Observou-se uma transformação da paisagem impulsionada por fatores socioeconômicos e ambientais, com destaque para o crescimento urbano, a expansão agropecuária e, em menor escala, a recuperação ambiental. A análise temporal da dinâmica de uso e ocupação do solo revelou padrões de estabilidade em alguns tipos de uso e significativas transformações em outros. O aumento mais expressivo foi o de áreas urbanas, indo de menos de 1% do território, para 5,3%, com crescimento mais expressivo na região costeira de Tamandaré, impulsionada após os anos 1990 pelo Prodetur. As áreas de pastagem passaram de 2,42% para 5,95%, especialmente após 2010, o que pode refletir uma intensificação da atividade pecuária, e consequente aumento da pressão sobre o solo e vegetação nativa. Por outro lado, a categoria mosaico de usos diminuiu significativamente, de 47,95% para 33,60%, sugerindo uma expansão das atividades de uso do solo, com áreas anteriormente diversificadas sendo transformadas para usos específicos ou uma possível reclassificação dos dados de satélite.

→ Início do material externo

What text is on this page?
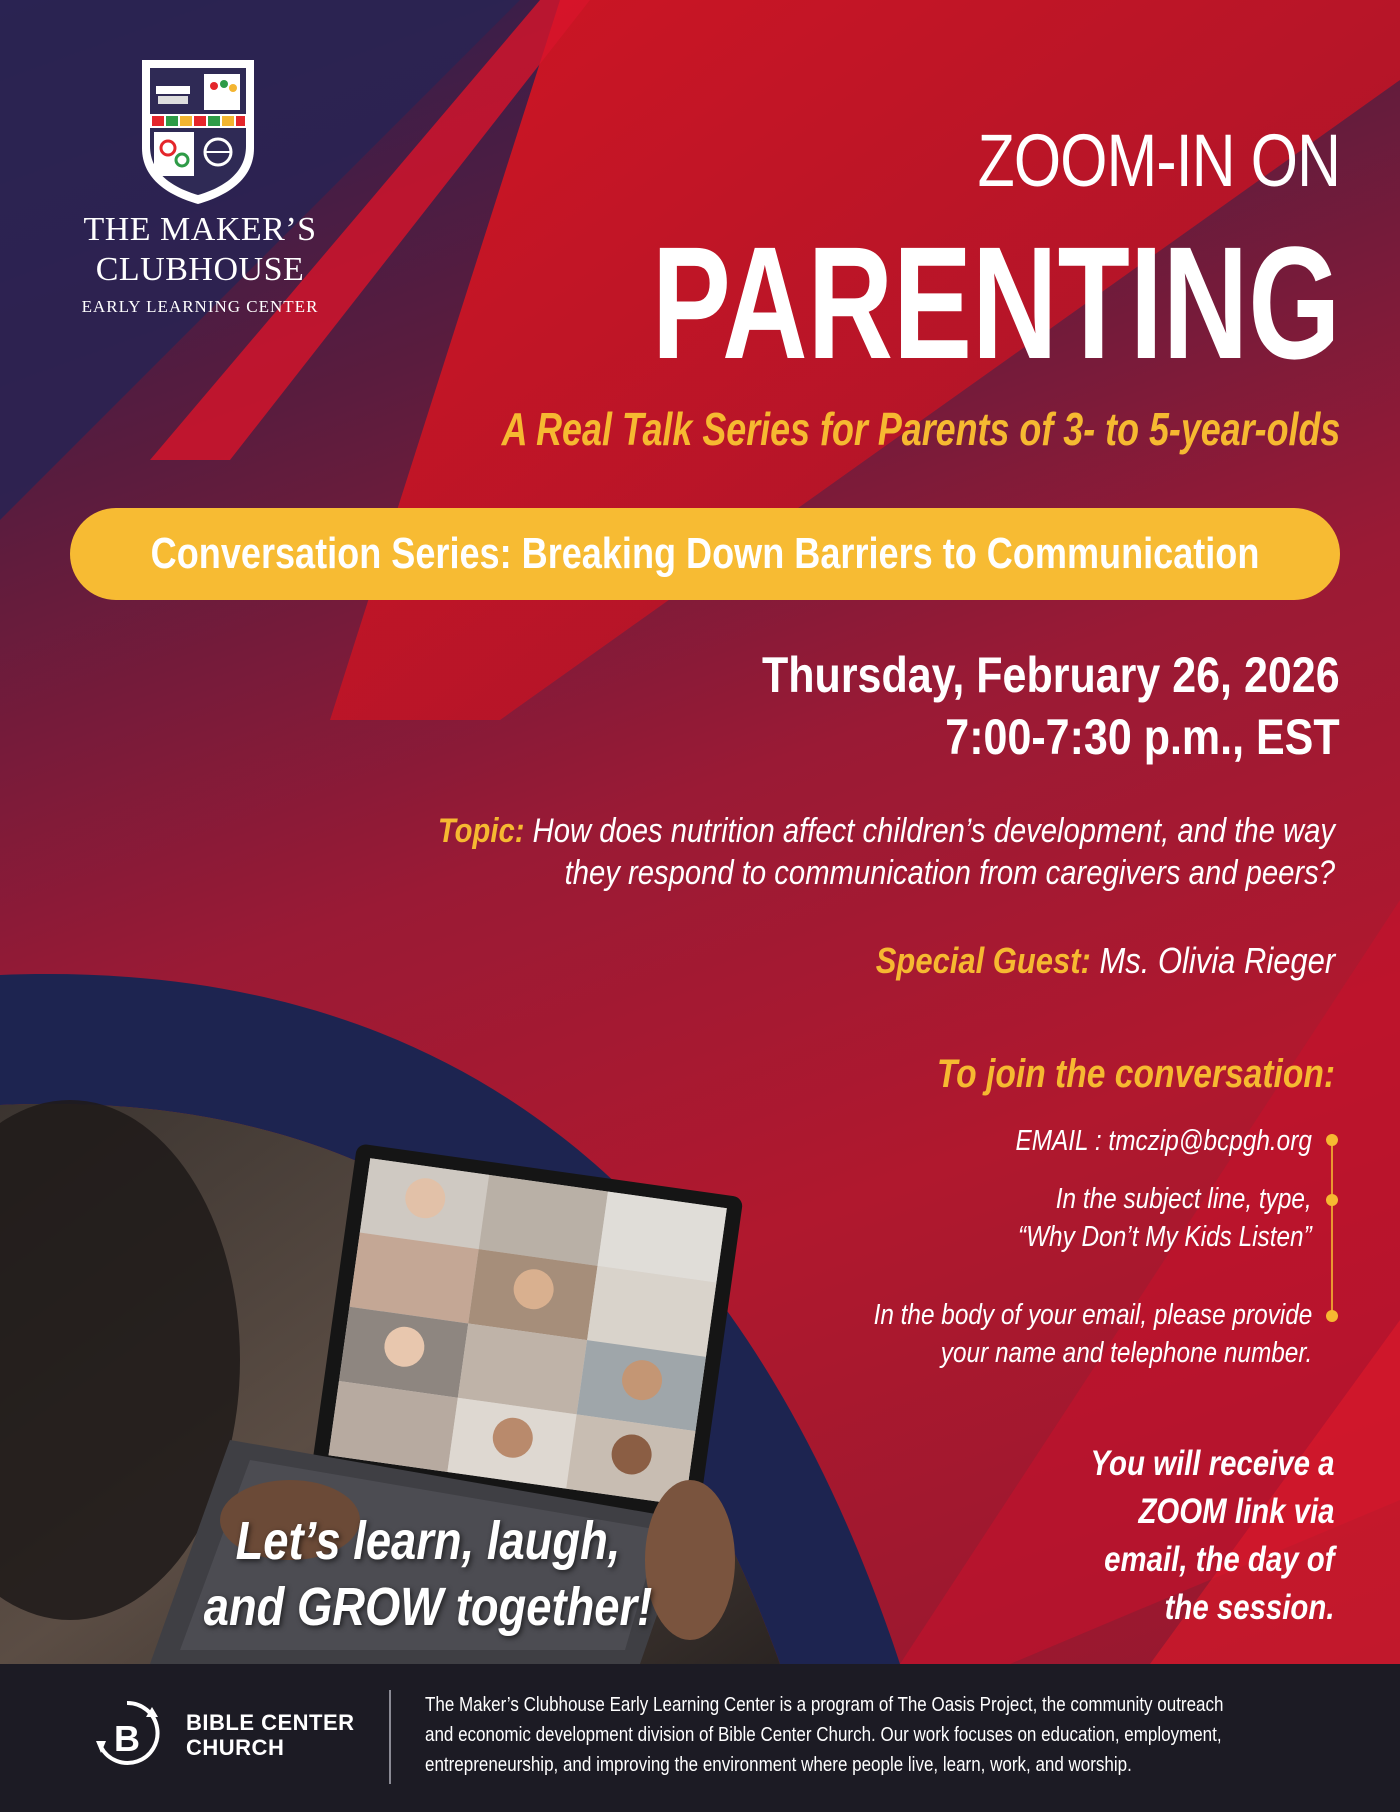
THE MAKER’S
CLUBHOUSE
EARLY LEARNING CENTER
ZOOM-IN ON
PARENTING
A Real Talk Series for Parents of 3- to 5-year-olds
Conversation Series: Breaking Down Barriers to Communication
Thursday, February 26, 2026
7:00-7:30 p.m., EST
Topic: How does nutrition affect children’s development, and the way
they respond to communication from caregivers and peers?
Special Guest: Ms. Olivia Rieger
To join the conversation:
EMAIL : tmczip@bcpgh.org
In the subject line, type,
“Why Don’t My Kids Listen”
In the body of your email, please provide
your name and telephone number.
You will receive a
ZOOM link via
email, the day of
the session.
Let’s learn, laugh,
and GROW together!
B BIBLE CENTER
CHURCH
The Maker’s Clubhouse Early Learning Center is a program of The Oasis Project, the community outreach
and economic development division of Bible Center Church. Our work focuses on education, employment,
entrepreneurship, and improving the environment where people live, learn, work, and worship.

As áreas de floresta aumentaram de 9,14% em 1990 para 15,35% em 2022, sugerindo uma recuperação da cobertura vegetal, principalmente em áreas ocupadas por comunidades tradicionais, como evidenciado na região da Comunidade Quilombola do Engenho Siqueira. A redução dos corpos d’água, que passou de 7,5% em 1990 para 5,8% em 2022, pode estar associada a processos de assoreamento, que é intensificado por vários fatores, dentre eles a expansão da carcinicultura, agropecuária e urbana. Esse processo pode estar relacionado com a pequena expansão da vegetação de mangue, que avançam sobre áreas assoreadas que se tornaram mais rasas ao longo do tempo. Esse fenômeno ocorre à medida que o acúmulo de sedimentos reduz a profundidade de certas regiões, criando condições favoráveis para a colonização por espécies de mangue. O cultivo de cana-de-açúcar em Pernambuco possui uma longa tradição, que atravessa séculos e molda a paisagem e economia da região. O último grande impulso econômico para essa atividade ocorreu com o Programa Proálcool, lançado na década de 1970, que incentivou a produção de etanol a partir da cana e aumentou significativamente a demanda por áreas de cultivo. Como resultado, a cana-de-açúcar consolidou-se de forma abrangente e, antes mesmo dos anos 1990, já ocupava praticamente todas as áreas ideais para seu plantio, não sendo evidenciado nenhum aumento expressivo em área destinadas a esse fim.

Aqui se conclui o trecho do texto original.